Un mouvement au bord du toit attire mon regard. Elle a grimpé l'échelle jusqu'ici et se déplace rapidement jusqu'à l'appareil.

Le son des pals tournant de l'hélico m'indique qu'ils sont arrivés au toit. Je les vois de dos, alors qu'elle est figée à côté de la portière de l'engin, la tête cachée sous une casquette.

« Max » hurle Tobias. « S'il te plaît, ne fais pas ça, on peut trouver une solution. »

Son rire sarcastique se répercute jusqu'au micro du boss avant de s'évanouir sous les bruits de l'hélico. Je ne la quitte pas du regard. Elle passe une main dans son dos, sortant son beretta en le pointant sur eux. L'échange silencieux entre eux me fait battre le cœur rapidement. Damien a sorti sa lame, prêt à se battre contre elle.

Tobias s'avance d'un pas, mais recule dès l'instant où elle tire sur le sol devant lui. Elle n'a plus rien à perdre. Ce n'est plus la même femme que je croisais sur le palier. Cerbère avait certes son aura meurtrière de déployer, mais là, elle montre son vrai visage de tueuse impitoyable.

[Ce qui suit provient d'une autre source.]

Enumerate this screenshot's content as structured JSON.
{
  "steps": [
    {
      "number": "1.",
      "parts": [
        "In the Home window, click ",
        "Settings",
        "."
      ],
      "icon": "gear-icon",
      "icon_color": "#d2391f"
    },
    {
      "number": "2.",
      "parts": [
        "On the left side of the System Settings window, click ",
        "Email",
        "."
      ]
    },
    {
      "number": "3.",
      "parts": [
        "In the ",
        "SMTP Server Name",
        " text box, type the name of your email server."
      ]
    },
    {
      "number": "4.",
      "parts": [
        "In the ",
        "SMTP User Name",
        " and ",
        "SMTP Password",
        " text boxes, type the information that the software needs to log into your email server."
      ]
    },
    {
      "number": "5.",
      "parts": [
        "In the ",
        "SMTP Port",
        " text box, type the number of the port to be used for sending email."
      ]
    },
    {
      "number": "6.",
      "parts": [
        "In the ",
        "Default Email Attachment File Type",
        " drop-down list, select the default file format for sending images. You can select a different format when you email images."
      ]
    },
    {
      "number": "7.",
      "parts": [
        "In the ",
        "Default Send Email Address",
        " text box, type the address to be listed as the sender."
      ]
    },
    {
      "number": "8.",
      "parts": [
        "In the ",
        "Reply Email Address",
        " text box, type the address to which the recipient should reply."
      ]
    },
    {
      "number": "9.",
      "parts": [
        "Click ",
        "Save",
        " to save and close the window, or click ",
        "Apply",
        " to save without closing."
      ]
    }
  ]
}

La tension est palpable.

Les chats ont perdu, les souris ont gagné en décollant de l'héliport vers une destination inconnue. Je m'affaisse dans la banquette, perdant mon regard sur le paysage qui défile à travers la vitre teintée.

— Ils ont réussi ? interroge Franck concentré sur la route.

— Non, soupiré-je résigné.

Il souffle à son tour.

— Deux jours pas plus avec l'évêque, après on disparaît, prévient-il.

Je glisse un regard vers lui. Il est catégorique, mais je sais au fond de moi qu'il est triste de quitter Tobias. Ils se sont rapprochés pendant son absence, et il va devoir y mettre fin à cause de lui. Vile pourriture que tu es Porcelli.